Speaker
Description
Fusion systems codes are essential computational tools aimed to simulate the physics and the engineering features of a fusion power station. The main objective of a system code is to find one (or more) reactor configurations, which simultaneously comply with the physics operational limits, the engineering constraints and the net electric output requirements.
As such simulation tools need to scope many design solutions over a large parameter phase space, they rely on rather basic physics and engineering models (mostly at zero or one-dimensional level) and on a relatively large number of input specifications. With reference to the ongoing EU-DEMO conceptual design workflow, the systems codes are interfaced to the detailed transport codes and engineering platforms, which operate in much larger time scales. As a consequence, a design feedback to the system codes is unlikely to take place fast and efficiently.
In light of such a challenging frame of reference, a new high fidelity fusion system/design code, referred to as Modular Integrated Reactor Analysis (MIRA), has been recently developed at Karlsruhe Institute of Technology. MIRA incorporates, into a unique computing environment, a mathematic algorithm for the utmost tokamak fusion problems, including: (i) 2D free-boundary magnetic equilibrium, (ii) neutron, photon and charged particles poloidal wall loadings, (iii) radial neutron/gamma transport in core reactor components and (iv) full 3D engineering characterization of the toroidal and poloidal field coils.

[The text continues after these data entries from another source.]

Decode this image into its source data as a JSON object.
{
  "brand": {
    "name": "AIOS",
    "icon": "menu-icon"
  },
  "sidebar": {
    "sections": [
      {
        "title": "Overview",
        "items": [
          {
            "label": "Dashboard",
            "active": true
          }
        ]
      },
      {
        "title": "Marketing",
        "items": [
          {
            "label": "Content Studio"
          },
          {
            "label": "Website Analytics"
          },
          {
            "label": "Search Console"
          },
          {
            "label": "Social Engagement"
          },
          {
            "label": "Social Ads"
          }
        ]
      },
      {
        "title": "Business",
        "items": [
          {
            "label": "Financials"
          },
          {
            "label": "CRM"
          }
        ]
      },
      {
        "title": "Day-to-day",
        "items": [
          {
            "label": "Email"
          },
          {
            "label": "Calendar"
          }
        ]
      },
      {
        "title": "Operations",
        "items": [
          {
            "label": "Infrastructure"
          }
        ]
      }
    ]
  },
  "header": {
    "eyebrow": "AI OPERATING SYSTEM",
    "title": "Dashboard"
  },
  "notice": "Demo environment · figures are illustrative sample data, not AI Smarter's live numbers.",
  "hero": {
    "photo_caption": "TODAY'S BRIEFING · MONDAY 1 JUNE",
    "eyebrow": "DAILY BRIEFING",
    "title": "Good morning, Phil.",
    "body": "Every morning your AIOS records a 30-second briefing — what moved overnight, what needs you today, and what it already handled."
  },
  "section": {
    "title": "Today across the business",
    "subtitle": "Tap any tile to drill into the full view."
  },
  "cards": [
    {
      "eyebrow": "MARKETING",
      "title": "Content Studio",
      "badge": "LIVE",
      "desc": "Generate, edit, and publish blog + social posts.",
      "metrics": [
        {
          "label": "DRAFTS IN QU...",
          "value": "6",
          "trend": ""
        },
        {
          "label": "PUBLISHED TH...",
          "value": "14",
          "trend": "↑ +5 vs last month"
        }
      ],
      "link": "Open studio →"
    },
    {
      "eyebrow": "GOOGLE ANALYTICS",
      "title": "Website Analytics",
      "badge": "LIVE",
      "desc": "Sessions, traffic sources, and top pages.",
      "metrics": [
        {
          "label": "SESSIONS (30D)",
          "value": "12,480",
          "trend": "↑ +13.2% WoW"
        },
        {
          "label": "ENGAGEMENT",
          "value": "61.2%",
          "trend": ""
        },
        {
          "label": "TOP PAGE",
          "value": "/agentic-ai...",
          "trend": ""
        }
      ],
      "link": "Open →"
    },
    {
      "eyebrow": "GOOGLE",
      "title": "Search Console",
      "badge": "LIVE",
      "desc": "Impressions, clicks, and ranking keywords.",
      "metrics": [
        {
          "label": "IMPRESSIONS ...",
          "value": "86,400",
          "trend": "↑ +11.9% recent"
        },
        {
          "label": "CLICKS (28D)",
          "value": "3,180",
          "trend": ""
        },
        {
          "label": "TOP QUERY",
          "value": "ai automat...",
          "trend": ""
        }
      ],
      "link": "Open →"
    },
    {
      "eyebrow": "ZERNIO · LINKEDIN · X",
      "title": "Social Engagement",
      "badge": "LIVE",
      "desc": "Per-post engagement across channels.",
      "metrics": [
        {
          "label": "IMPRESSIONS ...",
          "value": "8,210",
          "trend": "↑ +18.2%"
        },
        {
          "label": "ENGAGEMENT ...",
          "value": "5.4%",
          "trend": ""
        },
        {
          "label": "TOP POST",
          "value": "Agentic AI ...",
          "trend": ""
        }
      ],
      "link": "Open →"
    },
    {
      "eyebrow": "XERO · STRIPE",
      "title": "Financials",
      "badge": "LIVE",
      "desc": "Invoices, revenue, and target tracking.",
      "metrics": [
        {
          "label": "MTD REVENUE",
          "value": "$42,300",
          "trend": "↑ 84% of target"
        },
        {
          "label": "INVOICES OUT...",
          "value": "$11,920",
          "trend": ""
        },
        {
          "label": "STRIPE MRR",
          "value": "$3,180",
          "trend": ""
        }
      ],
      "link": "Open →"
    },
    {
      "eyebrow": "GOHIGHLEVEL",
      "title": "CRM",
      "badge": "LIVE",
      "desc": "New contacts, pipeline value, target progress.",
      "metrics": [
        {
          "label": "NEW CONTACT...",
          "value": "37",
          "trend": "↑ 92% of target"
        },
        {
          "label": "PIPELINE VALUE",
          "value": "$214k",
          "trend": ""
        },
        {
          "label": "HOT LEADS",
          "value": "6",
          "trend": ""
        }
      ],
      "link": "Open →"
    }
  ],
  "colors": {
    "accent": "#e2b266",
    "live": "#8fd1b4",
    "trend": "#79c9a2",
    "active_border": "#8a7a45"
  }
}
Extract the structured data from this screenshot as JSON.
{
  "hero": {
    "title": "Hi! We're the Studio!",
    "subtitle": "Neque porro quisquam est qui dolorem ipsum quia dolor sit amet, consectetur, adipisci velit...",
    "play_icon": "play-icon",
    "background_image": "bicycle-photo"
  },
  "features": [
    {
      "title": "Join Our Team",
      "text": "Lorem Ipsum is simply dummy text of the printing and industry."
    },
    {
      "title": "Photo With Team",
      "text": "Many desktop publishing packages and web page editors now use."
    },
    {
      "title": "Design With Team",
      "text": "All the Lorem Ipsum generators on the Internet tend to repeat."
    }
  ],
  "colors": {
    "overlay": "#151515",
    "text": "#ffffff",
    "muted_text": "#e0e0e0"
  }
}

To elucidate the capabilities of the full package, this work comprises a glance on the architecture and functional logics of MIRA, together with an applicative example on the EU-DEMO 2015 baseline. Accordingly, the major deviations from basic zero-dimensional system analysis approach and the implications on the reactor design are illustrated. Finally, a sensitivity study on the reactor build, intended as the radial and vertical thickness of the key core reactor components, is also presented.